The Layered Model

SATE operates on strict, isolated layers. Higher layers consume lower layers but cannot corrupt them. This ensures forensic soundness from observation to policy.

L0

Execution Truth

No Intelligence. Pure Observation.
SATE wraps execution contexts to capture the "Ground Truth". It generates a Sealed Proof Bundle containing execution timing, output hashes, and environment fingerprints. It detects "Jitter" (variance) by re-running commands.

L1

Behavioral Signals

Analysis Only. No Modification.
We extract signals from L0 evidence (e.g., "Exit Code instability", "Artifact Hash Drift"). We classify behaviors like "Mixed Determinism" or "Environment Coupling". We do *not* fix them here.

L2

Reasoning & Recommendations

No Side Effects.
SATE generates Causal Hypotheses (e.g., "Time-Dependent Input") and proposes abstract Remediation Options (e.g., "Control Time Inputs").
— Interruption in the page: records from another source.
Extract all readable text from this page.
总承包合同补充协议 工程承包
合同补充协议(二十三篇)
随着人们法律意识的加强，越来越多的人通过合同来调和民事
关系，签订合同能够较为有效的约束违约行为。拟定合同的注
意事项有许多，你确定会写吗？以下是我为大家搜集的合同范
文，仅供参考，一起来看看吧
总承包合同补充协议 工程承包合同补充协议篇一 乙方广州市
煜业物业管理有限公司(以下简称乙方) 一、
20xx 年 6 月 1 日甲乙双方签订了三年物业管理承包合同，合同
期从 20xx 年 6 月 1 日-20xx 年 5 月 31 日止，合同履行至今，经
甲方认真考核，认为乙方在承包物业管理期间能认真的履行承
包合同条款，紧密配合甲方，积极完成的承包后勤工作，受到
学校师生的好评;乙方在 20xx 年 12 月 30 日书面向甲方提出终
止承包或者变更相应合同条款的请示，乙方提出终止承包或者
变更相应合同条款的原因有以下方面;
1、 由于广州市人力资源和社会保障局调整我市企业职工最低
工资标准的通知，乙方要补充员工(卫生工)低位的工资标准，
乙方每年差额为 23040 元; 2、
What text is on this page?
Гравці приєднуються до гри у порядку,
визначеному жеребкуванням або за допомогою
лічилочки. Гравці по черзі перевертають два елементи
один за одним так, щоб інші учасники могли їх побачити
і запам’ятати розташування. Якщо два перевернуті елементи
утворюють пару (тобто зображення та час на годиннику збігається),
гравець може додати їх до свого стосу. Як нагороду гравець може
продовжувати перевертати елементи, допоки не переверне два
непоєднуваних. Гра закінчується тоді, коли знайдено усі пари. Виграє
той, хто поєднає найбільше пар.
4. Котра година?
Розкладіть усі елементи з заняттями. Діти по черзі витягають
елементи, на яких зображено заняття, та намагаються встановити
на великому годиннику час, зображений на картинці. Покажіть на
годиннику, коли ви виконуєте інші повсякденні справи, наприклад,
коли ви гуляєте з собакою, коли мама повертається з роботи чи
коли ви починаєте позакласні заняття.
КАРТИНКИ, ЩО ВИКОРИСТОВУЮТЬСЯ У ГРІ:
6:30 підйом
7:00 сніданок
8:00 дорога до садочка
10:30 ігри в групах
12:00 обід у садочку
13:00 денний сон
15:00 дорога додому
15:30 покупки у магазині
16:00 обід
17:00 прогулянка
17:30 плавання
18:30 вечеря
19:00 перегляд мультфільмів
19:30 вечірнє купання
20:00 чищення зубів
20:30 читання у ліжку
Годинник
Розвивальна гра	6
This layer thinks, but cannot act.

L3

Controlled Action

Authorized Execution. Mandatory Backup.
SATE applies *one* authorized stabilization action (e.g., injecting a `libfaketime` wrapper). Guarantee: Every L3 action triggers a cryptographic file backup before any write occurs.

L4

Governance & Policy

Governance Only. No Enforcement.
SATE learns from aggregated execution patterns across repositories. It proposes Policy Candidates (e.g., "Enforce Deterministic Ordering"), which must be explicitly ratified by a human.